Behind them, Paula and Deirdre looked at each other and blinked.

 

‘She showed me how wonderful this world is.’

 

‘I know.’

 

‘But she didn’t realize ...
She
was the best part of it. The magic that was everywhere.’

 

Deirdre shivered. Paula bit her lip.

 

They had known Kian long enough to sense when his words held multiple layers of meaning.

 

 

Surrounded by forest, some twenty miles from Portland, Oregon, stood an UNSA flight base with an enviable reputation within the organization.
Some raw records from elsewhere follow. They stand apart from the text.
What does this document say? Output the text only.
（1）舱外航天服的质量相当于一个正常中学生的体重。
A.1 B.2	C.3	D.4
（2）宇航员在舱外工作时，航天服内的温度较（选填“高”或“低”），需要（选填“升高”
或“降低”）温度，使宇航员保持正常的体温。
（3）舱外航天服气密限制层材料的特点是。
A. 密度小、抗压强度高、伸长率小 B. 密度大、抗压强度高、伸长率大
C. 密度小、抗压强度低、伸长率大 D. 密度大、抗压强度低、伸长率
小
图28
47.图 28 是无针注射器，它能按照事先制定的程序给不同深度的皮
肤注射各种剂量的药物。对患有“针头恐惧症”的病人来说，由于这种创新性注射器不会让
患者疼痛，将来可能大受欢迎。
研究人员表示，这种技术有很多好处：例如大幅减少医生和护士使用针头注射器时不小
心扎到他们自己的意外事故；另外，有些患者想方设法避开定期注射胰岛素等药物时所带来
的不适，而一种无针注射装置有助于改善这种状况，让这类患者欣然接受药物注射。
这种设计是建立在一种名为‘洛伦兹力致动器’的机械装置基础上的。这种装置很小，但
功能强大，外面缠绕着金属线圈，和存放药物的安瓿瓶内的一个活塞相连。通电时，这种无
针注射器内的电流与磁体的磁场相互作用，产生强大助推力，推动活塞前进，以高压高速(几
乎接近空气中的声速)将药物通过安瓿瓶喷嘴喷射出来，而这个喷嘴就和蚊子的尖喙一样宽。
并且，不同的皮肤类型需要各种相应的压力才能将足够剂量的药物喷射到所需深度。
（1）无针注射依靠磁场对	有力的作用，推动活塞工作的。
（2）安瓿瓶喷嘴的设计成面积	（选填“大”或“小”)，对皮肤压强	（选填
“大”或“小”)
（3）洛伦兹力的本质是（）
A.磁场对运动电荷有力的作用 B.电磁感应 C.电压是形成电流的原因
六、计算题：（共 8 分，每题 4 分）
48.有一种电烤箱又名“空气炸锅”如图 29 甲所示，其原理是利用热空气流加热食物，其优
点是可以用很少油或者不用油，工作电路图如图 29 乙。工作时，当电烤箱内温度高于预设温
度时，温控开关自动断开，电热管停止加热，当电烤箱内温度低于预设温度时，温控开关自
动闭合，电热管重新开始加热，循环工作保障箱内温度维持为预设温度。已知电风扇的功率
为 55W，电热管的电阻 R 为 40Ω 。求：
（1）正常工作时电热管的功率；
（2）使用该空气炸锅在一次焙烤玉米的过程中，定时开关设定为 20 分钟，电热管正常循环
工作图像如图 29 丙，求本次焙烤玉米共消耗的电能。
Although engineering protocols and training programmes were standardized across the globe, it was inevitable that local variations would creep in, and that some facilities would become better than others.

 

Enclosed in Hangar 7, in the middle of the base, a bronze, purple-banded ship, fresh from its latest service, waited.

 

There were armed guards at the perimeter and drones hovering overhead, scanning visible and infra-red wavelengths. That remained standard procedure at UNSA bases, though anti-xeno protest was a thing of the past.

 

On the fourth of July, two nights after the pallbearers lowered Kat McNamara (nee Hinton) into the ground, celebratory fireworks exploded in the sky over Portland, joined by the more modest efforts of outlying communities.

 

And on the morning of the fifth, an engineer called Eddie Eisberg was the first person to enter Hangar 7, despite the hangover which thickened his head. It took him a full two minutes to work out the situation and press the big red alarm button.

 

The sound echoed through the empty hangar.